Little Giants

Super sized: Small town manufacturer provides big time employment

Driving through the community of Norman’s Cove, N.L., it’s easy to miss the town’s biggest full-time employer – even if it is on the main road. The facility itself is an unlikely collection of structures: an aged main building anchoring several lego-like trailer appendages, some of them on stilts similar to old-fashioned handmade wharves. There is no sign on the building, nor an obvious entrance, just a pair of sliding garage doors with an innocuous-looking buzzer off to the side. The only visible symbol of the venture within is the delivery truck parked outside.

Jason Smith makes no apologies for the site. It’s been his family’s entrepreneurial base for multiple generations. His father’s father operated a coal business on the property. And it was here that his father Howard (“Hod” to his friends) opened a restaurant to supply his Smith Snacks catering trucks.

When the snack trucks were at their heyday, there were 22 of them on the road, selling more than two dozen types of dinners made at the restaurant, along with pop, chips, cigarettes and chewing gum. Altogether, those miscellaneous items – plus the company’s burgeoning wholesale division – amounted to $4-million in annual sales.

Sales, though, don’t automatically equal profit. Within days of realizing that the catering trucks were costing him more they were bringing in, and that the wholesale division was holding the company together, Hod shut down the catering division.

Today, thanks to Hod’s decisiveness and Jason’s affinity for lean manufacturing, the company is more profitable than ever. Inside the deceptively inconspicuous exterior of Smith Snacks is a workplace gleaming from floor to ceiling with mechanized food production equipment. From the industrial-sized mixer to the baking trays to the proofing room to the oven and even to the elevator carrying product from the bakery to the production floor, there is not a single square inch of wasted space. Even the staircase design (it’s spiral) was chosen to conserve valuable footage.

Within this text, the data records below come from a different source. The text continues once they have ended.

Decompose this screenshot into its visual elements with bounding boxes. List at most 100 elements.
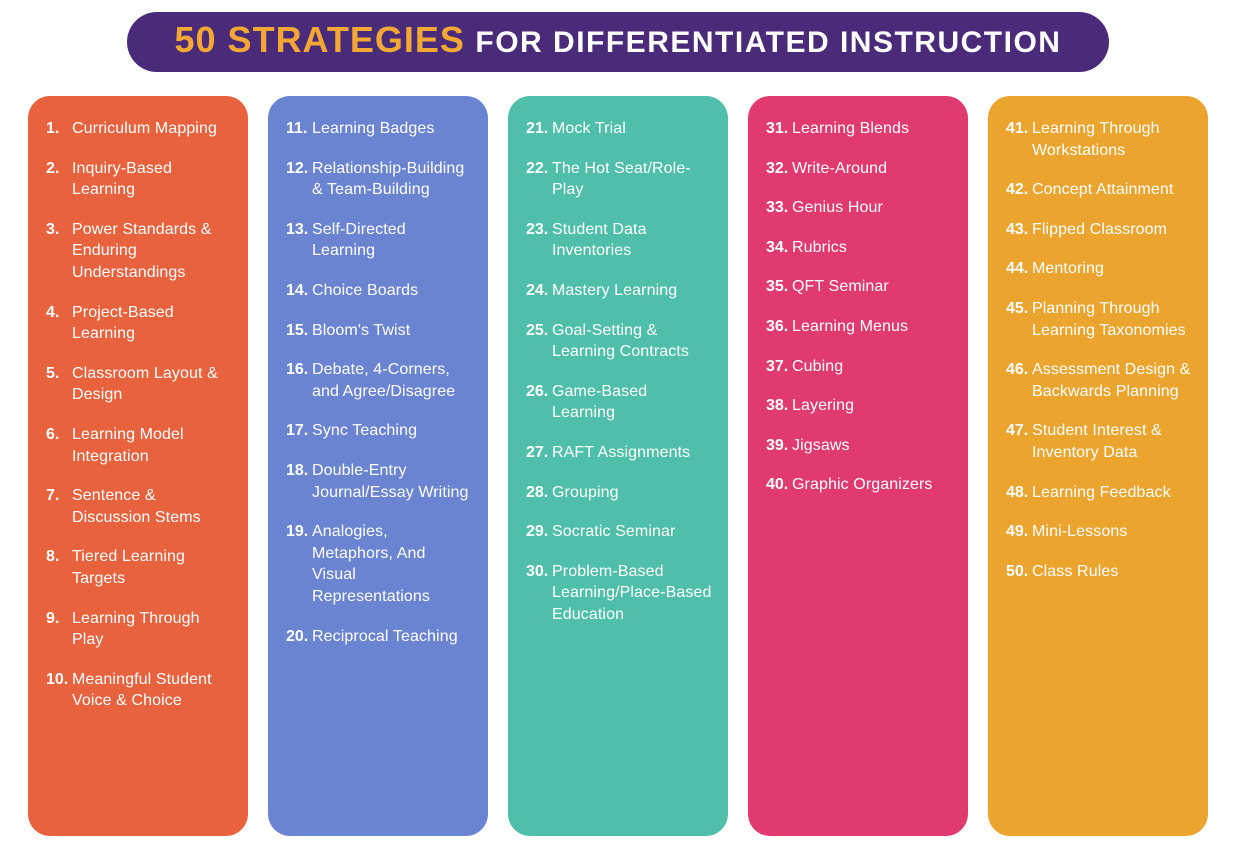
item-number: 23. — [526, 219, 552, 262]
list-item: 36.Learning Menus — [766, 316, 952, 338]
item-label: Meaningful Student Voice & Choice — [72, 669, 232, 712]
item-number: 30. — [526, 561, 552, 626]
list-item: 6.Learning Model Integration — [46, 424, 232, 467]
item-label: Student Interest & Inventory Data — [1032, 420, 1192, 463]
list-item: 37.Cubing — [766, 356, 952, 378]
list-item: 9.Learning Through Play — [46, 608, 232, 651]
item-label: Student Data Inventories — [552, 219, 712, 262]
strategy-column-2: 11.Learning Badges12.Relationship-Buildi… — [268, 96, 488, 836]
list-item: 5.Classroom Layout & Design — [46, 363, 232, 406]
item-label: Inquiry-Based Learning — [72, 158, 232, 201]
item-label: The Hot Seat/Role-Play — [552, 158, 712, 201]
list-item: 17.Sync Teaching — [286, 420, 472, 442]
list-item: 12.Relationship-Building & Team-Building — [286, 158, 472, 201]
list-item: 4.Project-Based Learning — [46, 302, 232, 345]
list-item: 34.Rubrics — [766, 237, 952, 259]
item-number: 15. — [286, 320, 312, 342]
item-number: 34. — [766, 237, 792, 259]
list-item: 22.The Hot Seat/Role-Play — [526, 158, 712, 201]
item-number: 36. — [766, 316, 792, 338]
item-label: Graphic Organizers — [792, 474, 933, 496]
item-number: 21. — [526, 118, 552, 140]
item-number: 49. — [1006, 521, 1032, 543]
list-item: 8.Tiered Learning Targets — [46, 546, 232, 589]
list-item: 32.Write-Around — [766, 158, 952, 180]
item-number: 33. — [766, 197, 792, 219]
list-item: 20.Reciprocal Teaching — [286, 626, 472, 648]
item-number: 44. — [1006, 258, 1032, 280]
item-label: Learning Blends — [792, 118, 909, 140]
list-item: 25.Goal-Setting & Learning Contracts — [526, 320, 712, 363]
list-item: 3.Power Standards & Enduring Understandi… — [46, 219, 232, 284]
item-number: 47. — [1006, 420, 1032, 463]
item-label: Sentence & Discussion Stems — [72, 485, 232, 528]
list-item: 18.Double-Entry Journal/Essay Writing — [286, 460, 472, 503]
strategy-column-4: 31.Learning Blends 32.Write-Around 33.Geni… — [748, 96, 968, 836]
list-item: 49.Mini-Lessons — [1006, 521, 1192, 543]
item-number: 26. — [526, 381, 552, 424]
list-item: 35.QFT Seminar — [766, 276, 952, 298]
item-label: Cubing — [792, 356, 843, 378]
item-label: Mastery Learning — [552, 280, 677, 302]
list-item: 46.Assessment Design & Backwards Plannin… — [1006, 359, 1192, 402]
item-number: 4. — [46, 302, 72, 345]
item-label: Planning Through Learning Taxonomies — [1032, 298, 1192, 341]
item-number: 10. — [46, 669, 72, 712]
item-label: Mini-Lessons — [1032, 521, 1127, 543]
item-number: 24. — [526, 280, 552, 302]
list-item: 40.Graphic Organizers — [766, 474, 952, 496]
item-number: 28. — [526, 482, 552, 504]
list-item: 33.Genius Hour — [766, 197, 952, 219]
item-label: Choice Boards — [312, 280, 418, 302]
list-item: 48.Learning Feedback — [1006, 482, 1192, 504]
item-number: 46. — [1006, 359, 1032, 402]
item-label: Sync Teaching — [312, 420, 417, 442]
item-label: Tiered Learning Targets — [72, 546, 232, 589]
item-number: 27. — [526, 442, 552, 464]
item-number: 8. — [46, 546, 72, 589]
item-number: 25. — [526, 320, 552, 363]
item-number: 40. — [766, 474, 792, 496]
item-label: Assessment Design & Backwards Planning — [1032, 359, 1192, 402]
item-number: 31. — [766, 118, 792, 140]
list-item: 39.Jigsaws — [766, 435, 952, 457]
list-item: 1.Curriculum Mapping — [46, 118, 232, 140]
item-number: 43. — [1006, 219, 1032, 241]
list-item: 21.Mock Trial — [526, 118, 712, 140]
item-label: Learning Badges — [312, 118, 434, 140]
page-title-pill: 50 STRATEGIES FOR DIFFERENTIATED INSTRUC… — [127, 12, 1110, 72]
item-label: Learning Menus — [792, 316, 908, 338]
item-number: 14. — [286, 280, 312, 302]
item-number: 37. — [766, 356, 792, 378]
item-label: Mock Trial — [552, 118, 626, 140]
item-number: 42. — [1006, 179, 1032, 201]
columns-container: 1.Curriculum Mapping 2.Inquiry-Based Lear… — [28, 96, 1208, 836]
item-label: Problem-Based Learning/Place-Based Educa… — [552, 561, 712, 626]
item-number: 38. — [766, 395, 792, 417]
item-number: 35. — [766, 276, 792, 298]
list-item: 29.Socratic Seminar — [526, 521, 712, 543]
item-label: Analogies, Metaphors, And Visual Represe… — [312, 521, 472, 607]
list-item: 45.Planning Through Learning Taxonomies — [1006, 298, 1192, 341]
item-number: 19. — [286, 521, 312, 607]
item-label: Flipped Classroom — [1032, 219, 1167, 241]
item-number: 17. — [286, 420, 312, 442]
item-number: 3. — [46, 219, 72, 284]
item-label: Concept Attainment — [1032, 179, 1173, 201]
item-number: 2. — [46, 158, 72, 201]
item-label: Write-Around — [792, 158, 887, 180]
list-item: 23.Student Data Inventories — [526, 219, 712, 262]
item-label: Learning Feedback — [1032, 482, 1171, 504]
item-label: Game-Based Learning — [552, 381, 712, 424]
strategy-column-3: 21.Mock Trial22.The Hot Seat/Role-Play23… — [508, 96, 728, 836]
item-number: 39. — [766, 435, 792, 457]
item-number: 16. — [286, 359, 312, 402]
item-label: Class Rules — [1032, 561, 1118, 583]
item-number: 22. — [526, 158, 552, 201]
strategy-column-5: 41.Learning Through Workstations42.Conce… — [988, 96, 1208, 836]
item-label: Debate, 4-Corners, and Agree/Disagree — [312, 359, 472, 402]
item-number: 48. — [1006, 482, 1032, 504]
list-item: 42.Concept Attainment — [1006, 179, 1192, 201]
item-number: 12. — [286, 158, 312, 201]
item-number: 13. — [286, 219, 312, 262]
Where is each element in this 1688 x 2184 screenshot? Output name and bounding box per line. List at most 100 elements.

Here, 49 employees toil away like an elite team of manufacturing commandoes, making up to 10,000 products every eight hour shift (more than 2 million products a year). And if Jason – who became CEO in 2003 – has his way, Smith Snacks will soon be feeding thousands more hungry people. He dreams of expanding the company’s full menu line into Northern Canada, and believes he can profitably export their pastry products to the Maritimes. He also hopes to stop importing produce from British Columbia and switch to local products, such as blueberries, wherever possible.

Realizing his expansion plans, however, is presently impossible. Lack of space prohibits Smith Snacks from growing any further at its present location. Which is why he hopes to start construction of a new 20,000 square foot plant within a year – and it won’t be at the current location. It may be in the adjacent community of Chapel Arm (the company has already purchased several acres suitable for development) or it might be in the cities of St. John’s or Mount Pearl. Though reluctant to make a move that might cost him some current staff, he says that the decision will have to be based on a full analysis of the best business case for the company.

Meanwhile, the town council of Norman’s Cove is understandably concerned that their prized employer/taxpayer may be leaving. With only 730 residents in the entire community, Smith Snacks employs the equivalent of one in every 15 people.

In addition to the stable work for residents, Mayor Eva Bennett says Smith Snacks is also a great corporate citizen. She credits them with multiple charitable contributions and frequent sponsorships of community events. “Often, you don’t even have to ask them. They voluntarily donate cash, goods.”

She says she hates the thought that the business might move, but agrees there is indeed no room to expand at their present location.

“We’ll do everything we can to make them want to stay,” says the mayor, “but we realize it’s ultimately their choice. And even if they do go, we will find a way to survive. This is not a one-industry town. Small businesses have always kept this town alive. Small businesses are invaluable to small towns.”